そう書き出された拙文は、以後、京大霊長研を取材した『サル学の現在』や分子生物学者・利根川進へのロングインタビューの成果である『精神と物質』などに触れ、「科学界にも与えた刺激」の見出しを添えられて緊急寄稿として翌日の朝刊に掲載された。


 

確かに仕事の傾向では似ている面もあっただろう。だが、ごくごく正直に告白してしまえば、立花は苦手だった。

立花の書く文章は平易で明晰だ。誤解されることの少ない文章であり、事実を伝えることがジャーナリズムの使命だと考えれば、理想に近いものだと評価できる。にもかかわらず筆者はそれが好きになれなかった。

追悼記事には「事実にこだわる姿勢が極めて強かった」と書いたが、本音をいえば、事実にこだわり過ぎだと思っていた。一つのテーマに邁進し、自分の調査で明らかになった事実を雑誌連載で延々と書いてゆく。

「今回も◯◯について書く」と冒頭で断って、すぐに事実の記述を始める。その文章には愛想も色気もありはしない。

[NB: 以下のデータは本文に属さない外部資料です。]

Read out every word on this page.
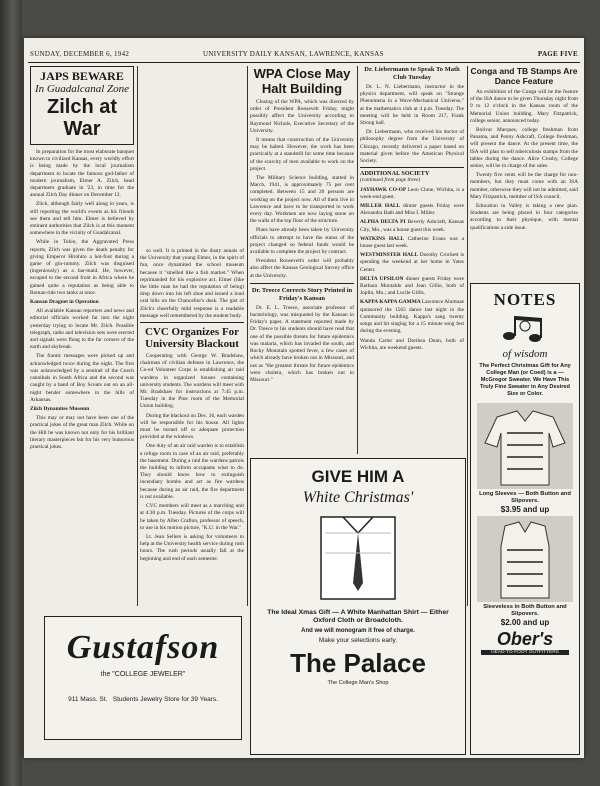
SUNDAY, DECEMBER 6, 1942	UNIVERSITY DAILY KANSAN, LAWRENCE, KANSAS	PAGE FIVE
JAPS BEWARE
In Guadalcanal Zone
Zilch at War

In preparation for the most elaborate banquet known to civilized Kansas, every worldly effort is being made by the local journalism department to locate the famous god-father of modern journalism, Elmer A. Zilch, head department graduate in '23, in time for the annual Zilch Day dinner on December 12.

Zilch, although fairly well along in years, is still reporting the world's events as his friends see them and tell him. Elmer is believed by eminent authorities that Zilch is at this moment somewhere in the vicinity of Guadalcanal.

While in Tokio, the Aggravated Press reports, Zilch was given the death penalty for giving Emperor Hirohito a hot-foot during a game of gin-rummy. Zilch was disguised (ingeniously) as a bar-maid. He, however, escaped to the second front in Africa where he gained quite a reputation as being able to Roman-ride two tanks at once.

Kansan Dragnet in Operation

All available Kansan reporters and news and editorial officials worked far into the night yesterday trying to locate Mr. Zilch. Possible telegraph, radio and television sets were erected and signals were flung to the far corners of the earth and skybreak.

The frantic messages were picked up and acknowledged twice during the night. The first was acknowledged by a sentinel of the Coech cannibals in South Africa and the second was caught by a band of Boy Scouts out on an all-night bender somewhere in the hills of Arkansas.

Zilch Dynamites Museum

This may or may not have been one of the practical jokes of the great man Zilch. While on the Hill he was known not only for his brilliant literary masterpieces but for his very humorous practical jokes.

so well. It is printed in the dusty annals of the University that young Elmer, in the spirit of fun, once dynamited the school museum because it "smelled like a fish market." When reprimanded for his explosive act, Elmer (like the little man he had the reputation of being) drop down into his left shoe and issued a loud oral bills on the Chancellor's desk. The gist of Zilch's cheerfully mild response is a readable message well remembered by the student body.

CVC Organizes For University Blackout

Cooperating with George W. Bradshaw, chairman of civilian defense in Lawrence, the Co-ed Volunteer Corps is establishing air raid wardens in organized houses containing university students. The wardens will meet with Mr. Bradshaw for instructions at 7:45 p.m. Tuesday in the Pine room of the Memorial Union building.

During the blackout on Dec. 16, each warden will be responsible for his house. All lights must be turned off or adequate protection provided at the windows.

One duty of an air raid warden is to establish a refuge room in case of an air raid, preferably the basement. During a raid the wardens patrols the building to inform occupants what to do. They should know how to extinguish incendiary bombs and act as fire wardens because during an air raid, the fire department is not available.

CVC members will meet as a marching unit at 4:30 p.m. Tuesday. Pictures of the corps will be taken by Allen Crafton, professor of speech, to use in his motion picture, "K.U. in the War."

Lt. Jean Sellers is asking for volunteers to help at the University health service during rush hours. The rush periods usually fall at the beginning and end of each semester.

WPA Close May Halt Building

Closing of the WPA, which was directed by order of President Roosevelt Friday, might possibly affect the University according to Raymond Nichols, Executive Secretary of the University.

It means that construction of the University may be halted. However, the work has been practically at a standstill for some time because of the scarcity of men available to work on the project.

The Military Science building, started in March, 1941, is approximately 75 per cent completed. Between 15 and 20 persons are working on the project now. All of them live in Lawrence and have to be transported to work every day. Workmen are now laying stone on the walls of the top floor of the structure.

Plans have already been taken by University officials to attempt to have the status of the project changed so federal funds would be available to complete the project by contract.

President Roosevelt's order will probably also affect the Kansas Geological Survey office at the University.

Dr. Treece Corrects Story Printed in Friday's Kansan

Dr. E. L. Treece, associate professor of bacteriology, was misquoted by the Kansan in Friday's paper. A statement reported made by Dr. Treece to his students should have read that one of the possible threats for future epidemics was malaria, which has invaded the south, and Rocky Mountain spotted fever, a few cases of which already have broken out in Missouri, and not as "the greatest threats for future epidemics were cholera, which has broken out in Missouri."

Dr. Liebermann to Speak To Math Club Tuesday

Dr. L. N. Liebermann, instructor in the physics department, will speak on "Strange Phenomena in a Wave-Mechanical Universe," at the mathematics club at 4 p.m. Tuesday. The meeting will be held in Room 217, Frank Strong hall.

Dr. Liebermann, who received his doctor of philosophy degree from the University of Chicago, recently delivered a paper based on material given before the American Physical Society.

ADDITIONAL SOCIETY
(continued from page three)
JAYHAWK CO-OP Leon Clune, Wichita, is a week-end guest.
MILLER HALL dinner guests Friday were Alexandra Bath and Miss I. Miller.
ALPHA DELTA PI Beverly Ashcraft, Kansas City, Mo., was a house guest this week.
WATKINS HALL Catherine Evans was a house guest last week.
WESTMINSTER HALL Dorothy Crockett is spending the weekend at her home in Yates Center.
DELTA UPSILON dinner guests Friday were Barbara Montaldo and Jean Gillie, both of Joplin, Mo.; and Lucile Gillis.
KAPPA KAPPA GAMMA Lawrence Alumnae sponsored the 1563 dance last night in the Community building. Kappa's sang twenty songs and hit singing for a 15 minute song fest during the evening.
Wanda Carter and Doribea Dunn, both of Wichita, are weekend guests.
Conga and TB Stamps Are Dance Feature

An exhibition of the Conga will be the feature of the ISA dance to be given Thursday night from 9 to 12 o'clock in the Kansas room of the Memorial Union building. Mary Fitzpatrick, college senior, announced today.

Bolivar Marques, college freshman from Panama, and Penny Ashcraft, College freshman, will present the dance. At the present time, the ISA will plan to sell tuberculosis stamps from the tables during the dance. Alice Crosby, College senior, will be in charge of the sales.

Twenty five cents will be the charge for non-members, but they must come with an ISA member, otherwise they will not be admitted, said Mary Fitzpatrick, member of ISA council.

Education in Valley is taking a new plan. Students are being placed in four categories according to their physique, with mental qualifications a side issue.

NOTES
of wisdom
The Perfect Christmas Gift for Any College Man (or Coed) is a — McGregor Sweater. We Have This Truly Fine Sweater in Any Desired Size or Color.
Long Sleeves — Both Button and Slipovers.
$3.95 and up
Sleeveless in Both Button and Slipovers.
$2.00 and up
Ober's
HEAD-TO-FOOT OUTFITTERS
GIVE HIM A
White Christmas'
The Ideal Xmas Gift — A White Manhattan Shirt — Either Oxford Cloth or Broadcloth.
And we will monogram it free of charge.
Make your selections early.
The Palace
The College Man's Shop
Gustafson
the "COLLEGE JEWELER"
911 Mass. St. Students Jewelry Store for 39 Years.
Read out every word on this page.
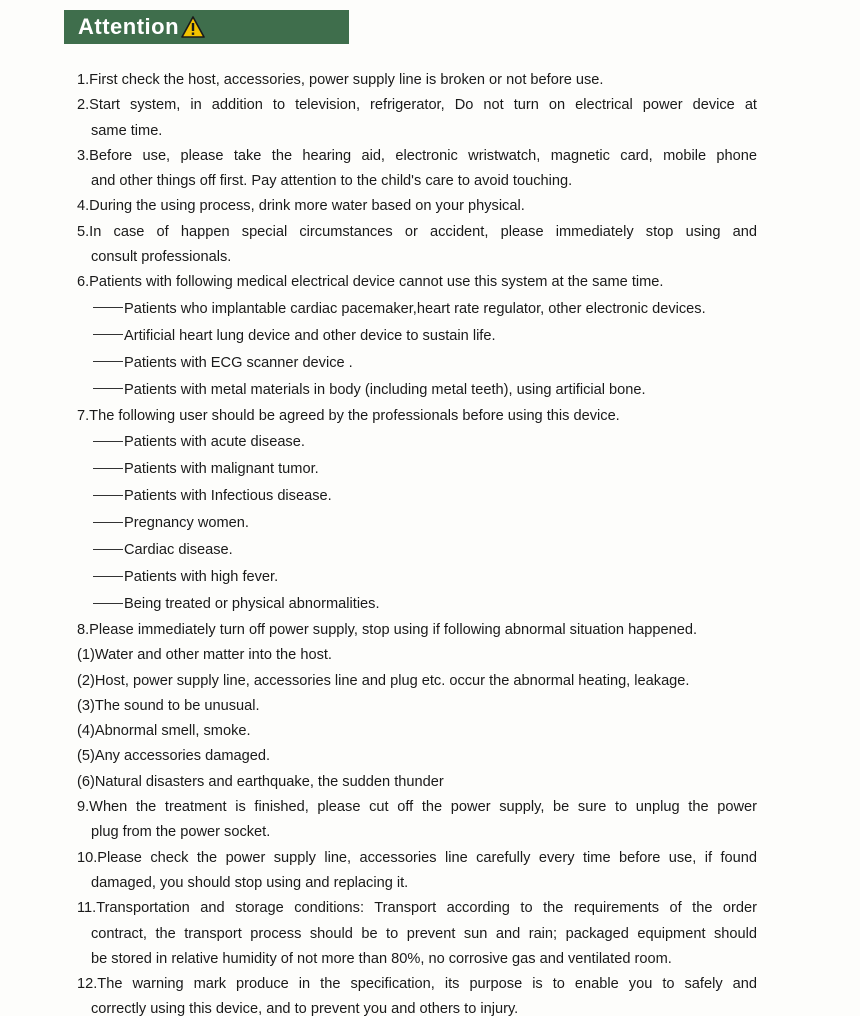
Attention
1.First check the host, accessories, power supply line is broken or not before use.
2.Start system, in addition to television, refrigerator, Do not turn on electrical power device at
same time.
3.Before use, please take the hearing aid, electronic wristwatch, magnetic card, mobile phone
and other things off first. Pay attention to the child's care to avoid touching.
4.During the using process, drink more water based on your physical.
5.In case of happen special circumstances or accident, please immediately stop using and
consult professionals.
6.Patients with following medical electrical device cannot use this system at the same time.
Patients who implantable cardiac pacemaker,heart rate regulator, other electronic devices.
Artificial heart lung device and other device to sustain life.
Patients with ECG scanner device .
Patients with metal materials in body (including metal teeth), using artificial bone.
7.The following user should be agreed by the professionals before using this device.
Patients with acute disease.
Patients with malignant tumor.
Patients with Infectious disease.
Pregnancy women.
Cardiac disease.
Patients with high fever.
Being treated or physical abnormalities.
8.Please immediately turn off power supply, stop using if following abnormal situation happened.
(1)Water and other matter into the host.
(2)Host, power supply line, accessories line and plug etc. occur the abnormal heating, leakage.
(3)The sound to be unusual.
(4)Abnormal smell, smoke.
(5)Any accessories damaged.
(6)Natural disasters and earthquake, the sudden thunder
9.When the treatment is finished, please cut off the power supply, be sure to unplug the power
plug from the power socket.
10.Please check the power supply line, accessories line carefully every time before use, if found
damaged, you should stop using and replacing it.
11.Transportation and storage conditions: Transport according to the requirements of the order
contract, the transport process should be to prevent sun and rain; packaged equipment should
be stored in relative humidity of not more than 80%, no corrosive gas and ventilated room.
12.The warning mark produce in the specification, its purpose is to enable you to safely and
correctly using this device, and to prevent you and others to injury.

立花ほどの大物になれば編集サイドでもコントロールが利かなかったのだろうが、単調に続いてゆく連載記事は読む側としては辟易することもあった。

こうして事実にこだわったために蔑(ないがし)ろにされているのが言葉だと感じた。彼の作品を読んで、そこに描かれている事実の世界は伝わってくるが、彼の言葉自体が意識に残ることはない。

ジャーナリストとはいえ言葉で作品を作る。事実と意見を伝えるジャーナリズムの作品であっても、言葉の作品としても個性が伴うべきではないか。立花は間違いなく不世出のジャーナリストだが、言葉を「道具として」使いはするものの、「言葉そのもので表現」していないと筆者は思っていた。

そんな思いもあって、筆者は立花と距離を取ろうとし、接触の機会をなかば意図的に避けてきたように思う。その証拠に生前の立花に会ったのは、たった2回だけだ。

一度目は、2008年12月13日に東京大学大学院情報学環が読売新聞社と共催したシンポジウム「情報の海~漕ぎ出す船~」において。登壇者としてステージで同席した。立花はインターネットによってアメリカの名門新聞が廃刊になった話をしていた。二度目に会ったのは、それから随分と経った後のこと、地下鉄の神保町駅で、だった。

会ったというのは不正確で、こちらが一方的に目撃した。神保町の書店街で買ったのだろうか、本を大量に入れた紙袋を持っており、読書欲(書籍購買欲?)は相変わらず旺盛らしかったが、大きな紙袋を持つのも難儀そうで、顔つきも見るからに弱々しかった。

その姿を見て、心がざわついた。戦後日本のジャーナリズム史に燦然と輝く業績を幾つも残してきた立花が、活動に幕を引く時期が遠くなく訪れる。そう思って、立花というジャーナリストについてもう一度、その位置づけを確かめておかなければという気持ちが芽生え始めていた。